Mnangagwa’s desperation for legitimacy is clear. Last year’s elections were condemned by the SADC observer mission for not meeting democratic standards. Since then, he has tried everything—arresting opposition leaders, silencing dissent, pushing propaganda through state media—to rewrite that verdict. The SADC summit is his next big shot at redemption. If he can impress enough leaders, if he can buy enough silence, maybe he can bury that report and extend his grip on power.
But legitimacy cannot be bought with villas. It cannot be painted onto roads. It cannot be staged for TV cameras. Real legitimacy comes from serving the people—not from staging pageants for presidents.
Zimbabwe needs investment, yes—but investment in people. Schools. Hospitals. Housing. Clean water. Jobs. Affordable transport. A working economy. Not in glass towers and banquet halls. Not in Potemkin villages for foreign guests.
The danger of this summit spectacle is that it creates a false picture. A fantasy. A lie. And lies are dangerous. They create complacency among outsiders. They silence the voices of the suffering. They embolden the powerful to keep abusing power.
If SADC leaders walk through Harare’s newly swept streets and believe the illusion, they will become complicit in Mnangagwa’s deception.

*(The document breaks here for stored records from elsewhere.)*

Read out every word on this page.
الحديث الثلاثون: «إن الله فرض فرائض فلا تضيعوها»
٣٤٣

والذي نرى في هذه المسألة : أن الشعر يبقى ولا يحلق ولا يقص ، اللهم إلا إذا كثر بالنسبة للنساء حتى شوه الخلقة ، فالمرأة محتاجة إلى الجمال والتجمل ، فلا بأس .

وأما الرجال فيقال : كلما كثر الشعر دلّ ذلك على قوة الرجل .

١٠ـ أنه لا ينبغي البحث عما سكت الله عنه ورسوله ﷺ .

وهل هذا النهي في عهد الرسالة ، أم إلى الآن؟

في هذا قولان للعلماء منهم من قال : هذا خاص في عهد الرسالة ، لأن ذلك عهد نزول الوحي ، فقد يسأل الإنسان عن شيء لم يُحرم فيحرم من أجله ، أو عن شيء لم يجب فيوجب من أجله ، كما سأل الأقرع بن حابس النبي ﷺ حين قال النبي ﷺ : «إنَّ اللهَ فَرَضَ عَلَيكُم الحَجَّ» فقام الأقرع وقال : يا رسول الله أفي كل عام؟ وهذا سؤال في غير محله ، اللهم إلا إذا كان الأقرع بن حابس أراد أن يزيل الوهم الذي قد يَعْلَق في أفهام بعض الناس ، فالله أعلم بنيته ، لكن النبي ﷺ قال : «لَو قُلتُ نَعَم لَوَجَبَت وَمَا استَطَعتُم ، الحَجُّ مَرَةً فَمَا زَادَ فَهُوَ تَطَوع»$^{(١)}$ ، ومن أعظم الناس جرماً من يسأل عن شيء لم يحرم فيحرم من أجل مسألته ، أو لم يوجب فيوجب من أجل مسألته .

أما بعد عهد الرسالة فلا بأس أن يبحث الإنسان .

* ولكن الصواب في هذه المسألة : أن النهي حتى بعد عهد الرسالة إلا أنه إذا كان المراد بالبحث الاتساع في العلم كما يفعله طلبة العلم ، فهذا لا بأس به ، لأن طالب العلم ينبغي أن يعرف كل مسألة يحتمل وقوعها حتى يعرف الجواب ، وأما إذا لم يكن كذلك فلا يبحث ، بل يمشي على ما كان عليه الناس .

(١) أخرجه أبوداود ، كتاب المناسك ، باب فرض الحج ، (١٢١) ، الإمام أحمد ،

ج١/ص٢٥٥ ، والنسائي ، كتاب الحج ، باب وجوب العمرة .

They will be shaking hands not with a visionary leader, but with the architect of economic ruin and democratic collapse.
The world must see past the paint. Past the pavement. Past the pageantry. Real progress is not about how a capital city looks during a summit—it’s about how its citizens live when the cameras leave.
Zimbabweans are not asking for red carpets. They are asking for dignity, fairness, and a future. They deserve leaders who invest in lives, not luxury.
And so, as the SADC summit nears, the real question is not how polished Zimbabwe looks—it’s whether the region will continue to be dazzled by the stage lights or finally listen to the cries coming from behind the curtains.